El baúl de la abuela
En casa de
la abuela Teresa había una alcoba, cosa que en las casas de principios del
siglo XX debía de ser muy normal. La estancia era oscura y tenía una cama de
hierro negro con varios colchones que casi llegaban al techo, varios baúles y
alguna que otra silla más o menos vieja. De vez en cuando, recuerdo a mi abuela
abrir uno de aquellos baúles que a mí me daban cierto respeto, pues con mis
pocos años lo menos me parecía que allí se guardaban grandes secretos, no me
podía imaginar las historias que allí se almacenaban.
Se acercaba
el carnaval y de aquellos baúles empezaron a salir verdaderos tesoros Yo quería
ser princesa y de allí salió mi vestido rosa con brillantes estrellas salpicando
el organdí de la falda, para la cabeza un cucurucho de cuya punta pendía una
preciosa cinta y una barita mágica para completar el vestuario. Yo alucinaba.
Mi hermano quería ser Guillermo Tell y como por arte de magia la abuela sacó de
aquel baúl sin fondo el traje completo: la preciosa capa, el gorro con su pluma
y, cómo no, el arco para lanzar la flecha; solo faltaba la manzana, que como es
lógico, según dijo la abuela, se había podrido con el tiempo ¿Cuánto? Y allí empezó lo mejor.

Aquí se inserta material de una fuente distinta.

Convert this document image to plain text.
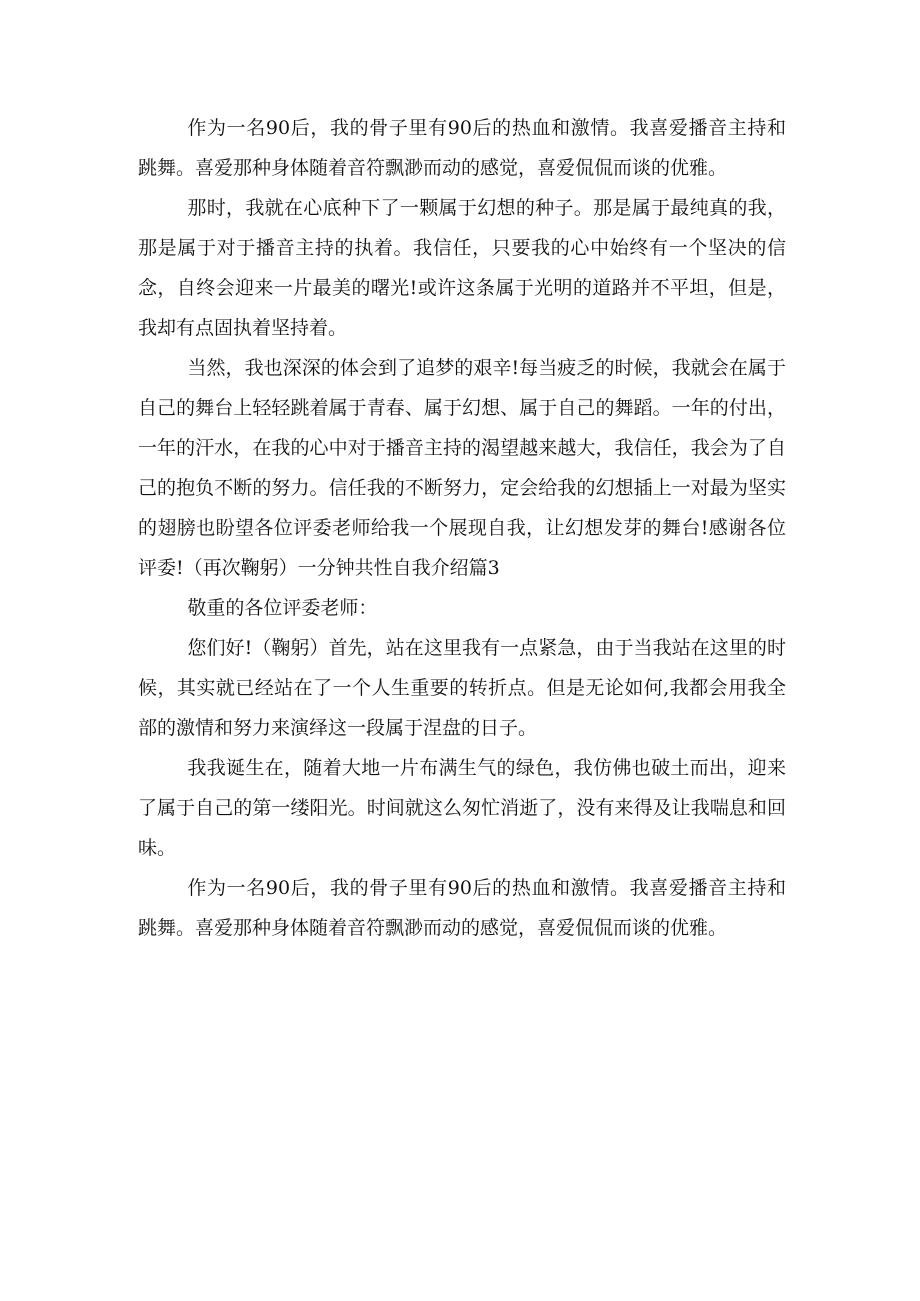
作为一名90后，我的骨子里有90后的热血和激情。我喜爱播音主持和跳舞。喜爱那种身体随着音符飘渺而动的感觉，喜爱侃侃而谈的优雅。

那时，我就在心底种下了一颗属于幻想的种子。那是属于最纯真的我，那是属于对于播音主持的执着。我信任，只要我的心中始终有一个坚决的信念，自终会迎来一片最美的曙光!或许这条属于光明的道路并不平坦，但是，我却有点固执着坚持着。

当然，我也深深的体会到了追梦的艰辛!每当疲乏的时候，我就会在属于自己的舞台上轻轻跳着属于青春、属于幻想、属于自己的舞蹈。一年的付出，一年的汗水，在我的心中对于播音主持的渴望越来越大，我信任，我会为了自己的抱负不断的努力。信任我的不断努力，定会给我的幻想插上一对最为坚实的翅膀也盼望各位评委老师给我一个展现自我，让幻想发芽的舞台!感谢各位评委!（再次鞠躬）一分钟共性自我介绍篇3

敬重的各位评委老师：

您们好!（鞠躬）首先，站在这里我有一点紧急，由于当我站在这里的时候，其实就已经站在了一个人生重要的转折点。但是无论如何,我都会用我全部的激情和努力来演绎这一段属于涅盘的日子。

我我诞生在，随着大地一片布满生气的绿色，我仿佛也破土而出，迎来了属于自己的第一缕阳光。时间就这么匆忙消逝了，没有来得及让我喘息和回味。

作为一名90后，我的骨子里有90后的热血和激情。我喜爱播音主持和跳舞。喜爱那种身体随着音符飘渺而动的感觉，喜爱侃侃而谈的优雅。
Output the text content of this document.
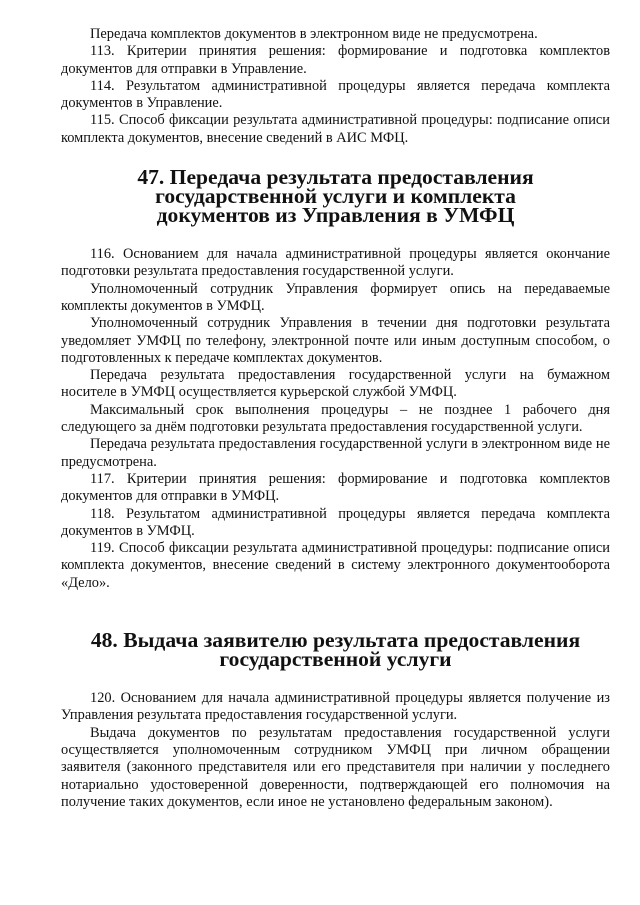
Передача комплектов документов в электронном виде не предусмотрена.

113. Критерии принятия решения: формирование и подготовка комплектов документов для отправки в Управление.

114. Результатом административной процедуры является передача комплекта документов в Управление.

115. Способ фиксации результата административной процедуры: подписание описи комплекта документов, внесение сведений в АИС МФЦ.

47. Передача результата предоставления государственной услуги и комплекта
документов из Управления в УМФЦ

116. Основанием для начала административной процедуры является окончание подготовки результата предоставления государственной услуги.

Уполномоченный сотрудник Управления формирует опись на передаваемые комплекты документов в УМФЦ.

Уполномоченный сотрудник Управления в течении дня подготовки результата уведомляет УМФЦ по телефону, электронной почте или иным доступным способом, о подготовленных к передаче комплектах документов.

Передача результата предоставления государственной услуги на бумажном носителе в УМФЦ осуществляется курьерской службой УМФЦ.

Максимальный срок выполнения процедуры – не позднее 1 рабочего дня следующего за днём подготовки результата предоставления государственной услуги.

Передача результата предоставления государственной услуги в электронном виде не предусмотрена.

117. Критерии принятия решения: формирование и подготовка комплектов документов для отправки в УМФЦ.

118. Результатом административной процедуры является передача комплекта документов в УМФЦ.

119. Способ фиксации результата административной процедуры: подписание описи комплекта документов, внесение сведений в систему электронного документооборота «Дело».

48. Выдача заявителю результата предоставления
государственной услуги

120. Основанием для начала административной процедуры является получение из Управления результата предоставления государственной услуги.

Выдача документов по результатам предоставления государственной услуги осуществляется уполномоченным сотрудником УМФЦ при личном обращении заявителя (законного представителя или его представителя при наличии у последнего нотариально удостоверенной доверенности, подтверждающей его полномочия на получение таких документов, если иное не установлено федеральным законом).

– Mirad, este vestido de princesa lo
hice para vuestra tía Concha cuando tenía más o menos tu edad. Estaba preciosa
y como aquel año hacia mucho frío le hice una capa de piel de conejo que quizás
encontremos por algún otro baúl.
– Abuela, ¿quién era esa tía Concha
que dices? ¿No será la tía que está en silla de ruedas y que tiene el pelo
blanco? Pues sí cariño.
Aquello me
impactó de tal manera que no podía dormir pensando que un día aquella
princesita que hoy era yo pudiera llegar a ser como aquella tía Concha que
conocía arrugadita como una pasita y con cara de pocos amigos.
Del
Guillermo Tell de mi hermano también nos fue contando cómo se lo hizo para el
tío Eduardo, que estaba guapísimo, y que como era un trasto, la capa acabó con
un siete en el trasero, que se veía zurcido, y toda sucia del chocolate que les
había hecho para merendar aquel día.
Sacó un disfraz
precioso de chino, con fondo rojo y en
negro dibujos chinos perfectos. Era pantalón ancho y una especie de kimono, un
precioso cinturón y un sombrero a juego con el atuendo que lo debía de completar
un sable espada o algo parecido que no logramos encontrar. Fue hecho para el
anciano tío Jaime, aunque nos parecía imposible que cupiera allí con su barriga
y sus 60 años encima y que con sus chistes siempre nos hacía reír a carcajadas.
La abuela
siguió contándonos historias y con cada una disfrutaba recordando en realidad
su vida entera. Los del fondo del baúl eran los más pequeños, había de payasotes,
de conejito de pollitos, de enfermeros de cíngaras, etc.
Únicamente
al sacar un precioso vestido de comunión se le nubló el semblante y sus ojos se
llenaron de lágrimas que intentó disimular. Este, nos dijo, fue el traje de
comunión de vuestra tía Carmen, que no habéis podido conocer pues murió poco después de su primera
comunión víctima de unas fiebres tifoideas. Ahora esa enfermedad se cura pues
existen muchos fármacos, como la penicilina, estreptomicina y finalmente la
cortisona.
El disfraz de payasete era el que más éxito tenía
tanto entre las chicas como entre los chicos. Todos los años, mientras fueran
del tamaño del disfraz, el carnaval volvía a tener un payasote en la familia,
igualmente ocurría con el conejito.
Los que menos se usaron fueron los de pollitos
que se prepararon para unos preciosos gemelos que tuvo mi hija Rosa. Con año y
medio era gracioso verlos uno en cada extremo del coche.
Yo creo que
por hoy ya os he contado bastantes historias, así que poneos los pijamas y los
camisones, lavaos bien los dientes y a dormir.